腸炎ビブリオはビブリオ菌による感染症です。夏に多い食中毒で、魚介類から感染することが多いです。主な症状は発熱・腹痛・下痢・嘔吐などです。検査は便の培養検査を行いビブリオ菌がいるかどうかを確認します。感染してから12時間ほどで発症することが多いため、生の魚介類を食べてから12時間後に腹痛や下痢が起こったら腸炎ビブリオを考えなくてはなりません。感染を予防するためには、食材を加熱することは有効です。 治療は必ずしも行う必要はありません。軽症であれば無治療のまま経過を見ることになります。脱水や衰弱が怠るほどの重症な場合は、抗菌薬(ニューキノロン系抗菌薬やホスホマイシンなど)を用いて治療を行います。下痢止めは使わないことがほとんどです。

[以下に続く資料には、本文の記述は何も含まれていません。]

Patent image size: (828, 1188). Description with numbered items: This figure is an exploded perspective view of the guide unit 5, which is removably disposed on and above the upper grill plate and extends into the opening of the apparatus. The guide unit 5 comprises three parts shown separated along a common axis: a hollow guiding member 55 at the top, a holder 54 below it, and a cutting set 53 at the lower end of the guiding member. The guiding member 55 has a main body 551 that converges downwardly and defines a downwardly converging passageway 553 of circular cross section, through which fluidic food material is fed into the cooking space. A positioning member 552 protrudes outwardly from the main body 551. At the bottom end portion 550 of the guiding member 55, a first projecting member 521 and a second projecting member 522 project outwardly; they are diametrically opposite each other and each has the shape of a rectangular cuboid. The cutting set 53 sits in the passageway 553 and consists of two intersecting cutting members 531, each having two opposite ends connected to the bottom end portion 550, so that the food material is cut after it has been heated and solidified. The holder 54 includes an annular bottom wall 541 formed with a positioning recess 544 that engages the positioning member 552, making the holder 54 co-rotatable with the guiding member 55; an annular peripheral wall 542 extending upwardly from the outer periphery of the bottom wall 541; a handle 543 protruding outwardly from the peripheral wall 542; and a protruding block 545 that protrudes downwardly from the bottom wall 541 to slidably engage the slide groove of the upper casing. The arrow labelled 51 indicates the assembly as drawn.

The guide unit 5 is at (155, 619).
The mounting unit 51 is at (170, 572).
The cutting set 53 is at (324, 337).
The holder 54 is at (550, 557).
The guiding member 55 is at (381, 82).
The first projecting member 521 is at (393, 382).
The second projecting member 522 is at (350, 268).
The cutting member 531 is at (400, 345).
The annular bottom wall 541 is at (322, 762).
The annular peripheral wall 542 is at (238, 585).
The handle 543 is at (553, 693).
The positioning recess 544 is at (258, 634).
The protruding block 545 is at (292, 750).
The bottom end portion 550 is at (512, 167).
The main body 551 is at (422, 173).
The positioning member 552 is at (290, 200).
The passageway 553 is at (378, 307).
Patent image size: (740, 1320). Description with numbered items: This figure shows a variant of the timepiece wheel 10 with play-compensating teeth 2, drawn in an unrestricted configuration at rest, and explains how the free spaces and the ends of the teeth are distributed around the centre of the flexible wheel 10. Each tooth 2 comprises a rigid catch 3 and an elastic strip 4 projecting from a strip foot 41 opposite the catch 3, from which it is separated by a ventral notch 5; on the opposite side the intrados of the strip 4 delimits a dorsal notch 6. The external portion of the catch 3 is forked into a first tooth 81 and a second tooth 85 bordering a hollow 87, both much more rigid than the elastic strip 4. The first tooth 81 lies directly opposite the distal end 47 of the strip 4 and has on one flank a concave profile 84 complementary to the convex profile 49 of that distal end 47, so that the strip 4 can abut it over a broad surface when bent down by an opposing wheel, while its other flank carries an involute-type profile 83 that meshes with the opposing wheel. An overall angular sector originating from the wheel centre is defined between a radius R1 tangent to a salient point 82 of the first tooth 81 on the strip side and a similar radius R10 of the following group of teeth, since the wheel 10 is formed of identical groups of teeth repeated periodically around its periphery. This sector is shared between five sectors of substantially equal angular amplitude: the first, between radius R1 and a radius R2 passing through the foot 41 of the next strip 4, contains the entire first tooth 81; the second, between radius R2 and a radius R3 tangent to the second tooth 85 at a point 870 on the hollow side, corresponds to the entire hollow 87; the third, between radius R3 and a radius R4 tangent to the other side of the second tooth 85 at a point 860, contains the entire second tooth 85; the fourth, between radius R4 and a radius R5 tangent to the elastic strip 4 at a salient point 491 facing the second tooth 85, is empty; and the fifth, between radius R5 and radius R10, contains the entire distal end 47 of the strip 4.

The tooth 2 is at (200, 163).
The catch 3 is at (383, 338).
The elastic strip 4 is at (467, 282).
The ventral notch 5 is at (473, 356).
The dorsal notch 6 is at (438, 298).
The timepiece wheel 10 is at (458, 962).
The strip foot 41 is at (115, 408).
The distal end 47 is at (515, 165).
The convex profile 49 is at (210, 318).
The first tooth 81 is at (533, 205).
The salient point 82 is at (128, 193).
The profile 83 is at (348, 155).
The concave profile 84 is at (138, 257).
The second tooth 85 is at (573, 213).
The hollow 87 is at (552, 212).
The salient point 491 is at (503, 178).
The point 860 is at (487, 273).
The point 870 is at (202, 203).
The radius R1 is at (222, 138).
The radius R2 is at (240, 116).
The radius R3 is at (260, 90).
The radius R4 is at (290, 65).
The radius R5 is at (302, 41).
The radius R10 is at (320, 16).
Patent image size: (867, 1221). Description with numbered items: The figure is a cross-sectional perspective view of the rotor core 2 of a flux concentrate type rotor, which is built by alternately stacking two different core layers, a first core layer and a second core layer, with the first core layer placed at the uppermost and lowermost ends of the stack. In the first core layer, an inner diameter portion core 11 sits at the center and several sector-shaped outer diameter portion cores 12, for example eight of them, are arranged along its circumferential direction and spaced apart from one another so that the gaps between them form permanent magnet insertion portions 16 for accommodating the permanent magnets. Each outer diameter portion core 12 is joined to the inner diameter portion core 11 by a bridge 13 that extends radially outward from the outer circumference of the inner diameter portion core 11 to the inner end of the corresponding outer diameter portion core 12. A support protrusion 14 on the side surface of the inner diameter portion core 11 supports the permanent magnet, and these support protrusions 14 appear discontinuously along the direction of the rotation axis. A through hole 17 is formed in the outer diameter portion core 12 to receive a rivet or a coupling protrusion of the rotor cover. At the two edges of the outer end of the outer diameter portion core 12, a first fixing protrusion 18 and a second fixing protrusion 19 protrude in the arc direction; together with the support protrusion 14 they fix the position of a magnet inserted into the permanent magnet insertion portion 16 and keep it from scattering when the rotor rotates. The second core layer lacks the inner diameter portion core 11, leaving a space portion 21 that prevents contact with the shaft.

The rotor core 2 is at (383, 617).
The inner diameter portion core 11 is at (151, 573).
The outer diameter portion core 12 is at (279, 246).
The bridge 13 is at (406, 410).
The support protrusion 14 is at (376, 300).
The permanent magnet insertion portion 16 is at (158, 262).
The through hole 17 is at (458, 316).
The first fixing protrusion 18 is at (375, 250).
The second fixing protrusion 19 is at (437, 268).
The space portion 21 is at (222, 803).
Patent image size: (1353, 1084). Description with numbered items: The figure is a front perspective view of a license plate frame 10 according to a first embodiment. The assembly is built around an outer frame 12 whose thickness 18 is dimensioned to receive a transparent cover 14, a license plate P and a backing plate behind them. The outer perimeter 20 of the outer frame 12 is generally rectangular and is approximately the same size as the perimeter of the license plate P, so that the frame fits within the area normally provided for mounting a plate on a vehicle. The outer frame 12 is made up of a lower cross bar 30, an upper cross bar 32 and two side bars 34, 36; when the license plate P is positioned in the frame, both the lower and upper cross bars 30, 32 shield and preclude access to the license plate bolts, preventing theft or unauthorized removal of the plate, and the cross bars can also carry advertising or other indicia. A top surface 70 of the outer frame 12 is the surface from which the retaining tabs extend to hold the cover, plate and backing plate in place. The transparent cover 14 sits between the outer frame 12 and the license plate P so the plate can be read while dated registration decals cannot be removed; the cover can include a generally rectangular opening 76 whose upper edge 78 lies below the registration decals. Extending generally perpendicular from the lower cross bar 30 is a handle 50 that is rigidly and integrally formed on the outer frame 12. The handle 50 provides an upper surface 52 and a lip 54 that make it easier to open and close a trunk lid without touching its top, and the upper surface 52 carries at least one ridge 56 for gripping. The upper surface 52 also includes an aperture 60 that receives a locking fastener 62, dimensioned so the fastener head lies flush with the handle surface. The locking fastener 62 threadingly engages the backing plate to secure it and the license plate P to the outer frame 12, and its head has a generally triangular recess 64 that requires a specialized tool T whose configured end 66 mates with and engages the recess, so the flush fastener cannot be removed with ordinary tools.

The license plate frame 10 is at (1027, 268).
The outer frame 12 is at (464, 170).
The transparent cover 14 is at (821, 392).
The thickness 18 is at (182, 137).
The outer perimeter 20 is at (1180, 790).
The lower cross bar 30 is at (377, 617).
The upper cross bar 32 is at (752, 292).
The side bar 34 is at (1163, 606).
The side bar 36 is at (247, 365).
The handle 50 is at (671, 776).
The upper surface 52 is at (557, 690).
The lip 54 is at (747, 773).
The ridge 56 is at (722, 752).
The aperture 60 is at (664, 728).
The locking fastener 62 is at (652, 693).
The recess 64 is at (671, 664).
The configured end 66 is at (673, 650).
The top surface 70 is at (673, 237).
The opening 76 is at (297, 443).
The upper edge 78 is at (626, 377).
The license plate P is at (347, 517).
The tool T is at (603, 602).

腸炎ビブリオを疑う場合は、内科・消化器内科・感染症内科を受診して下さい。

腸炎ビブリオ感染症について

  • 主に海にいる細菌であるビブリオ菌の一種による食中毒
    • 魚介類の刺身、寿司から感染する
    • 夏に多い
  • ビブリオは熱に弱いので、食材の十分な加熱で予防できる

腸炎ビブリオ感染症の症状

  • 発熱と激しい腹痛、下痢を起こす
  • 吐き気や嘔吐を伴うこともある
  • 症状は、原因となる食べ物を口に入れてから、およそ半日くらいで発症する
    • 高齢者では血圧の低下や不整脈を伴うことがあり、重症化しやすい

腸炎ビブリオ感染症の検査・診断

  • 主に経過と診察から診断される
    • 便を培養し、顕微鏡で確認することで、ビブリオ菌によるものであることを特定できる

腸炎ビブリオ感染症の治療法

  • 特別な治療をせずに、数日程度で治ることが多い
    • 症状が重い場合や高齢者などの場合は抗菌薬が使用される
      ・ニューキノロン系抗菌薬やホスホマイシンを3日間使用する
  • 菌の排出が低下するため、基本的に下痢止めは使用しない

腸炎ビブリオ感染症の経過と病院探しのポイント

腸炎ビブリオ感染症が心配な方

腸炎ビブリオ感染症は、主に生魚が原因となり、夏に多くなる食中毒の一つです。海産魚介類の多くからビブリオ菌が検出されますが、十分に火を通して食している分には感染することはありません。

生魚などを摂取した後、12時間前後の潜伏期間を置いて嘔吐や下痢、強い腹痛といった症状が出現した場合には腸炎ビブリオ感染症の可能性があります。そのような場合は、近くの内科、もしくは消化器内科を受診するのが良いでしょう。何時間前にどのようなものを食べたのか、また、同じものを食べた方に同様の症状があるかどうかが診断の上で重要な情報となりますので、まとめて医師に伝えられると診療がスムーズに進みます。

腸炎ビブリオ感染症は、元々持病もなく若い方であれば自然に治る感染症です。感染初期であれば抗生物質(抗菌薬)の効果も期待できますが、重症でなければ使われないこともあります。あまりに下痢がひどく、また吐き気で水分が摂取できない場合などは、入院の上で点滴治療を行います。脱水で具合が余計に悪くなることを防ぐためです。

ご高齢の方や、もともと心臓、肺などの持病がある方で動き回れないほど具合の悪い方は、かかりつけの病院で判断を仰ぐか、入院の可能性も考慮した上でそのような設備のある総合病院の内科を受診されるのも良いかもしれません。免疫力が十分にあれば、治療を行っても行わなくても、一週間未満の経過で良くなることが多い病気です。